Rosie demanded that we all be responsible for the social change required to end the scourge of abuse - that we stand together, like she has done for her son, and call it out for what it is. That we take a good, hard look at our own behaviours, what we accept and what we can do to challenge the toxic stereotypes and social norms, to make this world we all live in and share a better place.
But it takes more than a one-off gimmicky campaign, or a special day on the calendar, to achieve this.
To honour Rosie’s efforts and all the work she has done in the face of some of the most vile adversity, it is our responsibility to start taking this seriously.
Social change to challenge the patriarchal systems that validate violence in any form begins with us and will take a generation before we see any real difference. It takes persistence. It takes courage.
To honour Rosie’s efforts and all the work she has done in the face of some of the most vile adversity, it is our responsibility to start taking this seriously.
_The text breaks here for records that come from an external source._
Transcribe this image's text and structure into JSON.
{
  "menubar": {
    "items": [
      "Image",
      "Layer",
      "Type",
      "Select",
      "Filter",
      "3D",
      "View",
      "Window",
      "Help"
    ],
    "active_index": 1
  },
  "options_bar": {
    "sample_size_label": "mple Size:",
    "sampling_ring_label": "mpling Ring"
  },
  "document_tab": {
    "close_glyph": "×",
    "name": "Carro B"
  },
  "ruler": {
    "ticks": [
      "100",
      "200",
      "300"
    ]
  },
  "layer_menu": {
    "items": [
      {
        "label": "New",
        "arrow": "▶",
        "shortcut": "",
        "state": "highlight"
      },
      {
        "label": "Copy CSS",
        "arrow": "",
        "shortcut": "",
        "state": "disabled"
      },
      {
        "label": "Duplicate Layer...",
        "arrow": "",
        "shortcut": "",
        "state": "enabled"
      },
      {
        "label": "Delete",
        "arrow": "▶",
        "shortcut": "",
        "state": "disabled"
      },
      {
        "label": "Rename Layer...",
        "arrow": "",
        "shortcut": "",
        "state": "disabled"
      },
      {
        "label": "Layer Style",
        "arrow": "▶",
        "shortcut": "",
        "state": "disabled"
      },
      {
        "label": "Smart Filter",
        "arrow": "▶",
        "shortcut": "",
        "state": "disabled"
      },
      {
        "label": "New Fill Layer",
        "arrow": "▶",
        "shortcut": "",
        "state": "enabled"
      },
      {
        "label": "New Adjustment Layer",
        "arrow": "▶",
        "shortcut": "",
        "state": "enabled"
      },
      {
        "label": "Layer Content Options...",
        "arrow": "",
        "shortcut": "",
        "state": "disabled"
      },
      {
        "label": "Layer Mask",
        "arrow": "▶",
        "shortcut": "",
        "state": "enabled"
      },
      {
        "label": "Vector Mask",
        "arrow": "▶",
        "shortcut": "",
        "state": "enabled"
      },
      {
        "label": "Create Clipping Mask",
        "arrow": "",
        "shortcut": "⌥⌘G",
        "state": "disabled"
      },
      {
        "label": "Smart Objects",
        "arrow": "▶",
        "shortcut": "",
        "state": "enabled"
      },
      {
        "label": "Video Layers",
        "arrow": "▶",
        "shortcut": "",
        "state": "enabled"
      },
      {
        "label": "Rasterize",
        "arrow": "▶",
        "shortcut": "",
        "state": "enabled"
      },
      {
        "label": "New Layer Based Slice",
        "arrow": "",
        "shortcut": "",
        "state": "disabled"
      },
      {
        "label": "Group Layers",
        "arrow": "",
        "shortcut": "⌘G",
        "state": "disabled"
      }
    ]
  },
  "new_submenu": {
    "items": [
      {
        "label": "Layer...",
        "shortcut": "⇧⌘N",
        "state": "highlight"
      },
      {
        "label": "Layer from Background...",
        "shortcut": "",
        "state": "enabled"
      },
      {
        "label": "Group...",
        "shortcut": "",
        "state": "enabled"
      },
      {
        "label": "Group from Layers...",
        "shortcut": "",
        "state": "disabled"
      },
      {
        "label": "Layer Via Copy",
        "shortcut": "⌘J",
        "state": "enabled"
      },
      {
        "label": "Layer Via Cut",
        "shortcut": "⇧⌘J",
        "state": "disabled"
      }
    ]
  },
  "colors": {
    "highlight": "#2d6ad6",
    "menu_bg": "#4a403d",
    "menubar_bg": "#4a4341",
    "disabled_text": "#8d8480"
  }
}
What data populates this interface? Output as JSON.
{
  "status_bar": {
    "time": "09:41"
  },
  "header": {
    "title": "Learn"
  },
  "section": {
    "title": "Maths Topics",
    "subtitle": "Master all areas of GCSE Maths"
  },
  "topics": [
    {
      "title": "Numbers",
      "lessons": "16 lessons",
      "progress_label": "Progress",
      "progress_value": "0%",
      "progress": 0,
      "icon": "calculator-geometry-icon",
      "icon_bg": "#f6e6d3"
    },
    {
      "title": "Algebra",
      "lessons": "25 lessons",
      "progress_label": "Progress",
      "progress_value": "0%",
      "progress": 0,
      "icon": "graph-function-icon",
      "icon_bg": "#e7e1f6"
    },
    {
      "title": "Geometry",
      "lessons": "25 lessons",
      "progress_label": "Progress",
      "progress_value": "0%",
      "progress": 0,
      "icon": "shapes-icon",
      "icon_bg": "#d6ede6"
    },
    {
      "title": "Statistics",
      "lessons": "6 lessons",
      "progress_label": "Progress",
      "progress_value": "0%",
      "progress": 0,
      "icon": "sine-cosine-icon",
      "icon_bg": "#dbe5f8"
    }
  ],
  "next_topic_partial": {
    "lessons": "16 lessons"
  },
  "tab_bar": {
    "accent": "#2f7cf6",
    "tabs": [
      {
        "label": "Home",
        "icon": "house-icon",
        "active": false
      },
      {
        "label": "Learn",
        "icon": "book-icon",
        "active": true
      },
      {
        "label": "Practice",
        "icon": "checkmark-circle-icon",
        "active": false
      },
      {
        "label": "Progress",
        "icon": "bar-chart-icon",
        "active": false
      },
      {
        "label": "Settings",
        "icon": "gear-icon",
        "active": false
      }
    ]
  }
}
Gender disparity exists and the abuse of power, control feeds off it. Walking in a woman’s shoes for a day, a novel event with no doubt the best of intentions to create a conversation and support a worthy cause, doesn’t even begin to scratch the surface of the enormity of the problem we have.
Some might even agree asking men to wear heels actually validates a stereotype about women in the workplace and diminishes the seriousness of the issue by making it fun.
As one reader suggested, “you wouldn’t paint your face black for half an hour to experience real racism”.
It is time for real action. On International Women’s Day on March 8, start a conversation but commit to the change. When you see inequality in action in your home, at school, in your workplace, on the street – challenge it and don’t let it go.
And if you choose to stay on the path of resistance and default to calling it all out as feminist BS, then do it with a valid argument about why you do not believe equality matters.